What are the issues for todays' feminists?
Still waiting for a reply, Mr. Oryx.
Were Sgt Terris Dewalt-Johnson and Staff Sft. Kimberly Fahnestock Voelz sexist?
Or do you simply apply different standards to men than to women?
Also, a point of clarification...
I did not imply any inequity in the division of labor.
I said: "There is a difference in the division of labor, but it is not an 'imbalance'."
It was the original poster who implied that there was inequity in the division of labor.
She said: "though there’s still an imbalance in the division of labour".
Please read more carefully in the future, and get your facts straight.
Thanks for the steer on the book EWQ - I've not heard of raunch culture before, but it's a great term. Found a second-hand copy on Amazon and looking forward to reading it.

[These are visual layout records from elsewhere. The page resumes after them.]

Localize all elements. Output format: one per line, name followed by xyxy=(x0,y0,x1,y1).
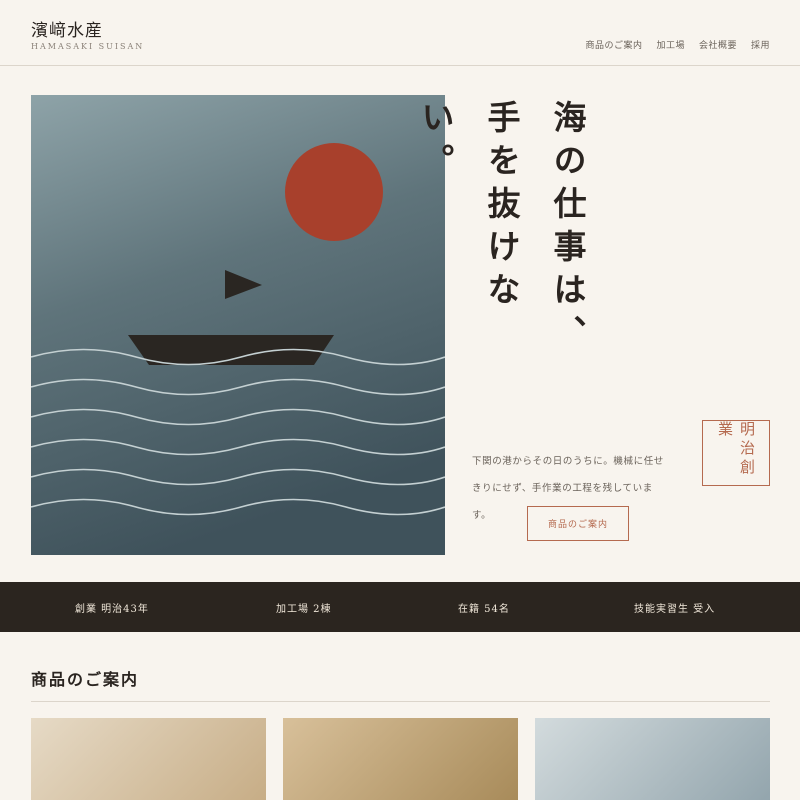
nav-item-products[interactable]: 商品のご案内 xyxy=(585,38,642,51)
logo-title[interactable]: 濱﨑水産 xyxy=(31,16,103,41)
product-card-2[interactable] xyxy=(283,718,518,800)
products-button[interactable]: 商品のご案内 xyxy=(527,506,629,541)
sun-icon xyxy=(285,143,383,241)
founded-seal: 明治創業 xyxy=(702,420,770,486)
product-card-3[interactable] xyxy=(535,718,770,800)
sea-background xyxy=(31,95,445,555)
stat-trainees: 技能実習生 受入 xyxy=(634,603,716,615)
stat-founded: 創業 明治43年 xyxy=(75,603,149,615)
logo-subtitle: HAMASAKI SUISAN xyxy=(31,42,145,51)
nav-item-company[interactable]: 会社概要 xyxy=(699,38,737,51)
nav-item-recruit[interactable]: 採用 xyxy=(751,38,770,51)
stat-factories: 加工場 2棟 xyxy=(276,603,332,615)
hero-illustration xyxy=(31,95,445,555)
hero-heading: 海の仕事は、手を抜けない。 xyxy=(416,100,587,358)
section-divider xyxy=(31,701,770,702)
site-header: 濱﨑水産 HAMASAKI SUISAN 商品のご案内 加工場 会社概要 採用 xyxy=(0,0,800,66)
main-nav: 商品のご案内 加工場 会社概要 採用 xyxy=(585,38,770,51)
product-card-1[interactable] xyxy=(31,718,266,800)
nav-item-factory[interactable]: 加工場 xyxy=(656,38,685,51)
section-title: 商品のご案内 xyxy=(31,670,140,689)
stat-employees: 在籍 54名 xyxy=(458,603,510,615)
stats-band: 創業 明治43年 加工場 2棟 在籍 54名 技能実習生 受入 xyxy=(0,582,800,632)
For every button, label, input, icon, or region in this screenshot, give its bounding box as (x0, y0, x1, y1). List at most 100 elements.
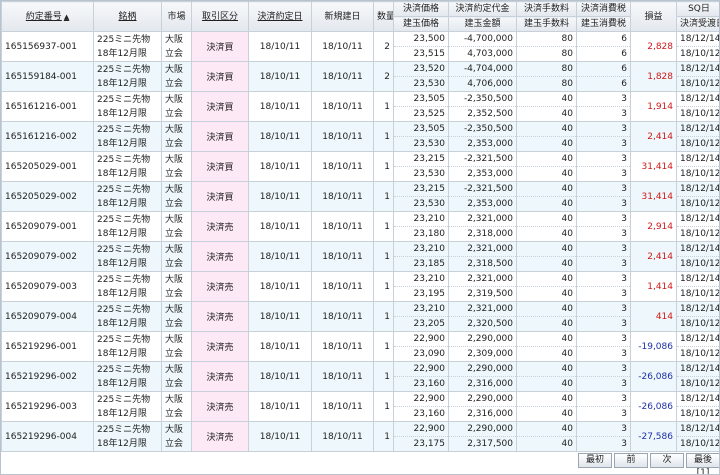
pl-cell: -26,086 (630, 361, 677, 392)
header-kubun[interactable]: 取引区分 (191, 1, 249, 32)
market-name: 大阪 (165, 424, 184, 435)
table-row[interactable]: 165205029-001 225ミニ先物 18年12月限 大阪 立会 決済買 18/10/… (1, 151, 719, 182)
market-cell: 大阪 立会 (161, 271, 192, 302)
fee-cell: 40 40 (516, 151, 577, 182)
header-new-date: 新規建日 (311, 1, 374, 32)
open-price: 23,530 (413, 139, 446, 149)
last-page-button[interactable]: 最後[1] (686, 453, 719, 474)
settle-fee: 40 (517, 363, 576, 377)
price-cell: 23,500 23,515 (393, 31, 449, 62)
header-market: 市場 (161, 1, 192, 32)
market-name: 大阪 (165, 364, 184, 375)
kubun-cell: 決済売 (191, 301, 249, 332)
amount-cell: -2,321,500 2,353,000 (448, 181, 517, 212)
amount-cell: 2,321,000 2,318,500 (448, 241, 517, 272)
delivery-date: 18/10/12 (680, 199, 720, 209)
settle-tax: 3 (577, 213, 630, 227)
tax-cell: 33 (576, 91, 631, 122)
open-price: 23,515 (413, 49, 446, 59)
table-row[interactable]: 165209079-003 225ミニ先物 18年12月限 大阪 立会 決済売 18/10/… (1, 271, 720, 302)
header-qty: 数量 (373, 1, 394, 32)
table-row[interactable]: 165219296-004 225ミニ先物 18年12月限 大阪 立会 決済売 18/10/… (1, 421, 719, 452)
sq-date: 18/12/14 (677, 243, 719, 257)
brand-name: 225ミニ先物 (97, 244, 151, 255)
settle-tax: 3 (577, 123, 630, 137)
brand-cell: 225ミニ先物 18年12月限 (93, 331, 162, 362)
tax-cell: 33 (576, 121, 631, 152)
table-header-row: 約定番号 ▲ 銘柄 市場 取引区分 決済約定日 新規建日 数量 決済価格 決済約定… (1, 1, 719, 32)
first-page-button[interactable]: 最初 (578, 453, 612, 468)
brand-month: 18年12月限 (97, 258, 147, 269)
settle-date-cell: 18/10/11 (248, 391, 312, 422)
sq-date: 18/12/14 (677, 213, 719, 227)
open-amount: 2,352,500 (467, 109, 513, 119)
pagination: 最初 前 次 最後[1] (578, 453, 719, 474)
brand-name: 225ミニ先物 (97, 274, 151, 285)
table-row[interactable]: 165205029-002 225ミニ先物 18年12月限 大阪 立会 決済買 18/10/… (1, 181, 720, 212)
tax-cell: 33 (576, 391, 631, 422)
open-price: 23,530 (413, 199, 446, 209)
kubun-cell: 決済売 (191, 361, 249, 392)
sq-date: 18/12/14 (677, 33, 719, 47)
header-order-no[interactable]: 約定番号 ▲ (1, 1, 94, 32)
settle-amount: -2,321,500 (449, 183, 516, 197)
open-fee: 40 (561, 139, 573, 149)
sq-cell: 18/12/14 18/10/12 (676, 151, 719, 182)
table-row[interactable]: 165219296-001 225ミニ先物 18年12月限 大阪 立会 決済売 18/10/… (1, 331, 719, 362)
settle-date-cell: 18/10/11 (248, 241, 312, 272)
table-row[interactable]: 165161216-001 225ミニ先物 18年12月限 大阪 立会 決済買 18/10/… (1, 91, 719, 122)
header-tax-bottom: 建玉消費税 (576, 16, 631, 32)
amount-cell: -2,350,500 2,353,000 (448, 121, 517, 152)
settle-tax: 3 (577, 393, 630, 407)
new-date-cell: 18/10/11 (311, 421, 374, 452)
table-row[interactable]: 165209079-004 225ミニ先物 18年12月限 大阪 立会 決済売 18/10/… (1, 301, 719, 332)
brand-month: 18年12月限 (97, 78, 147, 89)
open-fee: 80 (561, 49, 573, 59)
delivery-date: 18/10/12 (680, 79, 720, 89)
brand-month: 18年12月限 (97, 288, 147, 299)
open-fee: 40 (561, 259, 573, 269)
settle-amount: 2,290,000 (449, 423, 516, 437)
settle-price: 23,210 (394, 303, 448, 317)
open-amount: 2,316,000 (467, 379, 513, 389)
brand-month: 18年12月限 (97, 378, 147, 389)
price-cell: 23,520 23,530 (393, 61, 449, 92)
brand-cell: 225ミニ先物 18年12月限 (93, 421, 162, 452)
open-amount: 2,309,000 (467, 349, 513, 359)
brand-cell: 225ミニ先物 18年12月限 (93, 61, 162, 92)
header-brand[interactable]: 銘柄 (93, 1, 162, 32)
kubun-cell: 決済売 (191, 331, 249, 362)
table-row[interactable]: 165209079-001 225ミニ先物 18年12月限 大阪 立会 決済売 18/10/… (1, 211, 719, 242)
prev-page-button[interactable]: 前 (614, 453, 648, 468)
settle-fee: 40 (517, 183, 576, 197)
amount-cell: 2,290,000 2,317,500 (448, 421, 517, 452)
header-fee-bottom: 建玉手数料 (516, 16, 577, 32)
tax-cell: 33 (576, 241, 631, 272)
new-date-cell: 18/10/11 (311, 61, 374, 92)
table-row[interactable]: 165219296-003 225ミニ先物 18年12月限 大阪 立会 決済売 18/10/… (1, 391, 719, 422)
header-settle-date[interactable]: 決済約定日 (248, 1, 312, 32)
open-fee: 40 (561, 199, 573, 209)
next-page-button[interactable]: 次 (650, 453, 684, 468)
table-row[interactable]: 165209079-002 225ミニ先物 18年12月限 大阪 立会 決済売 18/10/… (1, 241, 720, 272)
table-row[interactable]: 165156937-001 225ミニ先物 18年12月限 大阪 立会 決済買 18/10/… (1, 31, 719, 62)
brand-month: 18年12月限 (97, 168, 147, 179)
table-row[interactable]: 165159184-001 225ミニ先物 18年12月限 大阪 立会 決済買 18/10/… (1, 61, 720, 92)
delivery-date: 18/10/12 (680, 259, 720, 269)
settle-tax: 6 (577, 33, 630, 47)
table-row[interactable]: 165161216-002 225ミニ先物 18年12月限 大阪 立会 決済買 18/10/… (1, 121, 719, 152)
brand-name: 225ミニ先物 (97, 124, 151, 135)
settle-price: 23,210 (394, 213, 448, 227)
delivery-date: 18/10/12 (680, 289, 720, 299)
pl-cell: -26,086 (630, 391, 677, 422)
brand-name: 225ミニ先物 (97, 334, 151, 345)
price-cell: 23,505 23,530 (393, 121, 449, 152)
settle-tax: 6 (577, 63, 630, 77)
table-row[interactable]: 165219296-002 225ミニ先物 18年12月限 大阪 立会 決済売 18/10/… (1, 361, 719, 392)
open-amount: 2,318,000 (467, 229, 513, 239)
header-price-top: 決済価格 (393, 1, 449, 17)
open-fee: 40 (561, 169, 573, 179)
open-tax: 3 (621, 139, 627, 149)
market-name: 大阪 (165, 274, 184, 285)
order-no-cell: 165156937-001 (1, 31, 94, 62)
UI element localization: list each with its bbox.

PS Just thought of a couple of other issues feminism could be addressing - (1) women's rights under islam and (2) access to contraception in poorer nations.
I will comment on your topic, directly.
I read Feminist blogs frequently, and the major battles discussed these days appear to be in-fighting. You touched briefly in this in your comment regarding fashions. Is dressing sexy an affirmation of a woman's power, or is it acceding to objectification? Witness the infamous dispute between Jessica Valenti and Ann Althouse, regarding a picture of Valenti where Althouse considered her to be featuring her bust too prominently.
From an outsider's perspective, when a group or movement begins to squabble over such minor details, or begins to splinter along such lines, it is a sign that there remain no significant major issues around which they can unify. If Feminism were still fighting the same battles as the sixties, or the seventies, these divisions of opinion would not be under dispute.